The boycott is not official, and India’s government has denied that it is taking any action against Malaysia. However, Reuters reported that the Indian government has asked traders not to purchase from Malaysia. This development comes in the wake of remarks by Malaysian Prime Minister Mahathir Mohamad, who said in October that India had “invaded and occupied” majority-Muslim Kashmir and, in December, criticized the country’s new citizenship law.
Amid government warnings, Indian traders and refiners have sourced larger quantities of palm oil from Indonesia (see graphic below from Reuters), even though CPO from Indonesia is selling for about $10 per ton more than CPO from Malaysia.
According an analysis by Chain Reaction Research, refiners without NDPE commitments account for 58 percent of Indian crude palm oil (CPO) imports. CRR’s study found that Indonesian plantation companies shunned by the NDPE market have found new buyers in India. Examples of suspended companies finding new markets in India include Sumbermas Sawit Sarana and Austindo Nusantara Jaya, both of which have seen major declines in equity value because of their non-compliance, based on a CRR study.

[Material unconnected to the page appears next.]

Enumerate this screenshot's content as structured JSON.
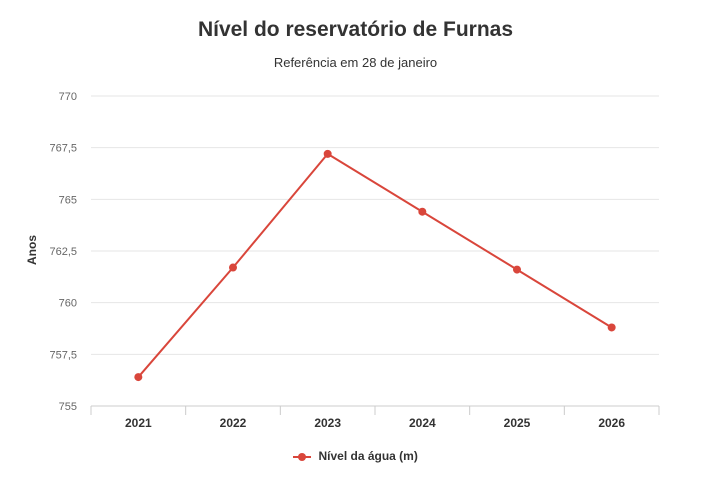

India is the world’s largest palm oil importer, purchasing volumes worth USD 5.5 billion in 2018. Indonesia is its top supplier, followed by Malaysia. The recent drop in palm oil imports from Malaysia is a continuation of a long-term decline: India imported USD 1.3 billion worth of palm oil from Malaysia in 2018, down 46 percent in four years.
The increase in demand for Indonesian palm oil amid India’s boycott of Malaysian CPO is likely to expand the market for non-NDPE Indonesian palm oil, which could increase deforestation risks in Indonesia. Whether or not that development occurs depends, in part, on how long the Indian boycott lasts.
This situation increases risks for investors in Indonesia’s palm oil industry and companies that source Indonesian palm oil. New opportunities in India for Indonesian companies may bring about active engagement from investors and banks as their Indonesian financial investments could see exposure to the leakage market grow.